Gaurav Rathore Singh worships at the altar of indulgence. He’s not a collector of the uber-luxe; no, he lives it. Wheels, wings and whisky, especially if it’s rare, refined and ruinously expensive. But he’s notcurating a museum; he’s savouring an experience.

His dopamine rush hits the moment his back sinks into the buttery Italian leather of his sofa or when a Yamazaki single malt glides down his throat.

Father won’t put a name to it. Won’t call it excess, or even desire. Because to define it would be to limit it, and to rein it in would mean denying himself the one thing he truly loved.

It wasn’t just a taste for the finer things. It was an affair. A full-throttle, all-consuming one.

He heaves himself up from the chair and steps away from the desk. He is preparing for the next question – you can tell by the intensity of the activity. He continues standing, hands crossed over his chest.

The door to the study opens, and Holiday and Hope stroll in. They try to settle against their lounging pillows by the divan before finding spots at the feet of the two humans in the room.

‘Aaditha is a very smart young woman,’ he is saying, ‘to have come up with this idea of a café chain and make such a roaring success of it.’

Prathap Gowda had burnished Aaditha’s abilities to such a fine shine that it reflects in Father’s eyes. There’s no other way he’d know anything about her. There’s nothing much on her anywhere; I have looked.

As far as I can tell, it is the same set of three photographs of Aaditha that are doing the rounds on social media. They are old shots. One is an airport picture, the second one also looks like an airport image, but it could’ve been at a restaurant or hotel, and the third is definitely at a Bengaluru restaurant. They aren’t complimentary shots, but she has done nothing to change the image.

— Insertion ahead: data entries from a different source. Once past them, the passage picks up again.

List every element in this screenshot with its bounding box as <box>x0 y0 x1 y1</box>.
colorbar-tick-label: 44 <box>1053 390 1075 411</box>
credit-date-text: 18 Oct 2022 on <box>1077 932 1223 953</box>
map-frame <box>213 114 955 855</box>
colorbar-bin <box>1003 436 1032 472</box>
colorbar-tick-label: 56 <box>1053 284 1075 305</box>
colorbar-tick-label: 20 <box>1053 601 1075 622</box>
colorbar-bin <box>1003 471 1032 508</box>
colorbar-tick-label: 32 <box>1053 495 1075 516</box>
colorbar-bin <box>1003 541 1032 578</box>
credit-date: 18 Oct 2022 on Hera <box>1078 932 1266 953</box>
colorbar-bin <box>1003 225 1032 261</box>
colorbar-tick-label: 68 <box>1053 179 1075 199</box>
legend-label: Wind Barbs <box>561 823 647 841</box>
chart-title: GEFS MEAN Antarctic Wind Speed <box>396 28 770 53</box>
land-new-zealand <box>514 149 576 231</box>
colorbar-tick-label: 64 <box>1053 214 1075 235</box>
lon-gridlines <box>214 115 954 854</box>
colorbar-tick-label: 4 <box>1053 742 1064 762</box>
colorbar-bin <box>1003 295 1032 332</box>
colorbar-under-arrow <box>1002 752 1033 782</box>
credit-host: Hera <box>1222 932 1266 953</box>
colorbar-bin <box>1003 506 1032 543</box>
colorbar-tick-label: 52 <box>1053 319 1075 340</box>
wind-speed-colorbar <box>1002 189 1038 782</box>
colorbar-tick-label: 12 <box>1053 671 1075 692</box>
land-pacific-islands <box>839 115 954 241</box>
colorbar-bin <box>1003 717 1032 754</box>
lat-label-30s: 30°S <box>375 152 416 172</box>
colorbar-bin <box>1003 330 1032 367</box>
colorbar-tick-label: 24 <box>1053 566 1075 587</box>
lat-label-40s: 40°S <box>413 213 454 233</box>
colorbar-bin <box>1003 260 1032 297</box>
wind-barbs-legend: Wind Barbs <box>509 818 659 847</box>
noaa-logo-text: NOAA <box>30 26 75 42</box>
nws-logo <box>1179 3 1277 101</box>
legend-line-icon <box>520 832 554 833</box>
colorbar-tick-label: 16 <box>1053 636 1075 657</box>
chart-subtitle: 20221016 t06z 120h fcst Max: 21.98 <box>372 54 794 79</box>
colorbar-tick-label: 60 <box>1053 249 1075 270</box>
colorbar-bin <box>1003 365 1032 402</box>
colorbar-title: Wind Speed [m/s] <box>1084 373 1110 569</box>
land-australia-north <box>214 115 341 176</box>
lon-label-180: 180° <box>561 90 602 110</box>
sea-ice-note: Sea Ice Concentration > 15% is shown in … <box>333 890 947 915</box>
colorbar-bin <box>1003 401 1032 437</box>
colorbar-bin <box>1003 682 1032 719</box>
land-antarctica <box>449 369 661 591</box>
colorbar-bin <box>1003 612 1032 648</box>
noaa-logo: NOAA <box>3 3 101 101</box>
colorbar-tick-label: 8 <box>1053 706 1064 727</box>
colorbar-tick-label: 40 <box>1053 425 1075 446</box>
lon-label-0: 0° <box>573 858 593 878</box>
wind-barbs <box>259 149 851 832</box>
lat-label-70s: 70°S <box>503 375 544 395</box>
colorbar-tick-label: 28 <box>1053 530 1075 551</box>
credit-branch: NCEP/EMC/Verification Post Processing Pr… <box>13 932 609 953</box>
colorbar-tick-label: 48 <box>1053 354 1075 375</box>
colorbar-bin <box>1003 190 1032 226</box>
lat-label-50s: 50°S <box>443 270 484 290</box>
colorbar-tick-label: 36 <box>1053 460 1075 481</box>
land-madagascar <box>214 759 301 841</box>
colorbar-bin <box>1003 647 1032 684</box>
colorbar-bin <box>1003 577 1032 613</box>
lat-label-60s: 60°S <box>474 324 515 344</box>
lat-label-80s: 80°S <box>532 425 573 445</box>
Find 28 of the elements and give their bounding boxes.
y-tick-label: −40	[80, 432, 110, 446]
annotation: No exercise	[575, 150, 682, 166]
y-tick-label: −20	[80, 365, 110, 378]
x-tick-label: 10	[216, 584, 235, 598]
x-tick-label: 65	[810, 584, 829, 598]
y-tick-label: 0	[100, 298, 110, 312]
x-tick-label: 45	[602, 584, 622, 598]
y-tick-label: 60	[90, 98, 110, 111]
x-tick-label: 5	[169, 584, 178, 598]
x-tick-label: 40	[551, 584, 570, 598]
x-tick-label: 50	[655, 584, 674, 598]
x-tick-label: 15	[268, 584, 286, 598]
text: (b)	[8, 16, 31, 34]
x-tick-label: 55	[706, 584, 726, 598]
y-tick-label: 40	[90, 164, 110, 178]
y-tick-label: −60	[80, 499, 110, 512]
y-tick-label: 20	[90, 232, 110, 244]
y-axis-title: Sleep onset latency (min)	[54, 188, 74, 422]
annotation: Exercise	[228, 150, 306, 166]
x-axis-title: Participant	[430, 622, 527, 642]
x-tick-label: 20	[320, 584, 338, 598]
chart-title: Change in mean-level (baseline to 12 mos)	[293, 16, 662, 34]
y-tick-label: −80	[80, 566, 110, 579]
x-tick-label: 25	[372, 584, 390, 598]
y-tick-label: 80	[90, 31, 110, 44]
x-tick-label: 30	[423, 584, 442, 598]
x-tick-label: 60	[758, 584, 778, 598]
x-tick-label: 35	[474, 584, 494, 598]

That is the only content on her. COFFEEBefore Books & Bras has a tonne of reels, but Aaditha isn’t in any of them. She has chosen not to.

Aaditha Prathap is a looker. Social media has got it so wrong, the joke is on them.

Her dark hair, parted in the middle and tucked behind her ears, frames her face. The bulk of her hair is swept over one shoulder and left there in a heap, like some industrial arrangement.

Father’s eyes fix on me. It’s as if he’s trying to read my mind like those mentalists in the works of fiction he devours.

Holiday arches his back.

Father walks to the chaise and settles on it.

‘Tell me, what is your impression of Aaditha?’ he asks.

‘Yes, yes, please tell us.’ Mother waltzes into the room, adding to the clutter. ‘I like that picture of the two of you; you’ll look good together,’ she says, waving her index finger at me.

‘What picture?’ Father asks. He’s surprised.

Mother promptly opens her phone and passes it to her husband, who she is seated next to. Her eyes are on me.

‘Charming!’ Father says, looking pointedly in my direction. ‘You are protesting after taking the lady out to dinner?’

‘Protesting?’ Mother asks.

‘We didn’t go out for dinner. We bumped into each other in the hotel lobby, and we spoke.’ I’ve had years of practice at being strait-laced. It comes easy now.

‘This photo doesn’t look like two people who have just bumped into each other.’